= Personal environmental impact accounting =

 Personal environmental impact accounting (PEIA) is a computer software-based methodology developed in 1992 by Don Lotter for quantifying an individual's impact on the environment via analysis of answers to an extensive quantity-based questionnaire that the individual fills out regarding their lifestyle. The questions are arranged in six areas: home energy and water, transportation, consumerism, waste, advocacy, and demographics.

==Conception==
Lotter, at the time a graduate student in ecology at the University of California, Davis, developed the PEIA methodology while teaching a course on the History of Western Consciousness in the UC Davis Experimental College. He realized that, while individuals in contemporary Western society generally have an enormous environmental impact, most were unaware of it, and no method existed for its quantification or assessment.

==Development==
The first software version of the PEIA methodology was EnviroAccount for MS-DOS, written in QuickBasic and completed in 1992. The program asked users 115 questions, then provided a score to indicate the user's personal environmental impact.
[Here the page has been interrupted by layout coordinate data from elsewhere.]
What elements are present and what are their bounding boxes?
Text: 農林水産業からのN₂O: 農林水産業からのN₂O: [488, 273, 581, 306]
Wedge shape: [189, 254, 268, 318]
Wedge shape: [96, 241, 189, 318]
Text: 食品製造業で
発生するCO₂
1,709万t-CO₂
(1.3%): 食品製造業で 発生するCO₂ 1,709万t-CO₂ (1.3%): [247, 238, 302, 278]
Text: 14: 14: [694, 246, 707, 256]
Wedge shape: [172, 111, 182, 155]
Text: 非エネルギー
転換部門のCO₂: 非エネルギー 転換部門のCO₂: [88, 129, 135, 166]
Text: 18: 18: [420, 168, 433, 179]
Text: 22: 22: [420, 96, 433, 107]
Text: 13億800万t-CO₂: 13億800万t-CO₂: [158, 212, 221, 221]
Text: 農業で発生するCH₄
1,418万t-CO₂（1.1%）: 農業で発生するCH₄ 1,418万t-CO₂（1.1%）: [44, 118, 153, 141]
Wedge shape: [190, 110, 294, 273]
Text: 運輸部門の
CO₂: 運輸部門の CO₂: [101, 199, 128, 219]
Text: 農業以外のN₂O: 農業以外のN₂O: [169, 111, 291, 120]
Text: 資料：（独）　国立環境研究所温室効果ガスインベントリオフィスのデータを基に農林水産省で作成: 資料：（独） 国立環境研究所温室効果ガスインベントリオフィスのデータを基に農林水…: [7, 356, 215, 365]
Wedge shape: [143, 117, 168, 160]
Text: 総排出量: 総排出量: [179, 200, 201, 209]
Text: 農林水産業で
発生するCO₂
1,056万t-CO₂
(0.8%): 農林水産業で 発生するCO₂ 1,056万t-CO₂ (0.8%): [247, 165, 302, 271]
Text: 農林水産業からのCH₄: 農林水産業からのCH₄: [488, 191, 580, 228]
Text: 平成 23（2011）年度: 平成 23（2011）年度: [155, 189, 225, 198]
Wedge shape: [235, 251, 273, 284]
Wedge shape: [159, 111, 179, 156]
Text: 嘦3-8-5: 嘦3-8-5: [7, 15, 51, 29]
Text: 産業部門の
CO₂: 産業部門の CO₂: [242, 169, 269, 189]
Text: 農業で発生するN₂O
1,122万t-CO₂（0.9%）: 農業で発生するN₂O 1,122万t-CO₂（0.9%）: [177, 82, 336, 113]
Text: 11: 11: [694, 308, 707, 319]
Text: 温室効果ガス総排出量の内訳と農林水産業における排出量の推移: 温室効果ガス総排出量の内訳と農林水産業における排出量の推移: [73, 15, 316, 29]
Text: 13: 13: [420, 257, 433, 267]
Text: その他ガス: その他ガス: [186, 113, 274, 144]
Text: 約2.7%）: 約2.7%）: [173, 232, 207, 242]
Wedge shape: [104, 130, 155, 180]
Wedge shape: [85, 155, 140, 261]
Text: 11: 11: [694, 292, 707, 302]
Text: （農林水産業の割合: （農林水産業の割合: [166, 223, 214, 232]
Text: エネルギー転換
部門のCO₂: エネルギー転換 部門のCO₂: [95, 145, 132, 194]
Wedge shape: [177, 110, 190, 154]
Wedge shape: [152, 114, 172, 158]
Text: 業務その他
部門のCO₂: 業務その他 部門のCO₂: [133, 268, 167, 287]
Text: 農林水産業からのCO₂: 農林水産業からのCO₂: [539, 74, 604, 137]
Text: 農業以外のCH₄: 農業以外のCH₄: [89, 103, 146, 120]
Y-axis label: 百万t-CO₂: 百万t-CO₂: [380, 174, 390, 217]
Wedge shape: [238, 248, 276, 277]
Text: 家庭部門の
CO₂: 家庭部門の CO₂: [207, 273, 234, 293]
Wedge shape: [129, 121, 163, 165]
Lotter later created EarthAware, released in 1996, which built from EnviroAccount, and ran on Windows 3.1. EarthAware provided internet links for users to learn more about their environmental impact. After the test, users could print out their test results and areas for improvement. They would also receive a label ranging from "Eco-Titan" for the most environmentally friendly to "Eco-Tyrannosaurus Rex" for those "bound for extinction" doing the most harm to the planet.

Lotter also authored a book on the topic, EarthScore: Your Personal Environmental Audit and Guide.

==See also==
PEIA is similar in concept to the ecological footprint.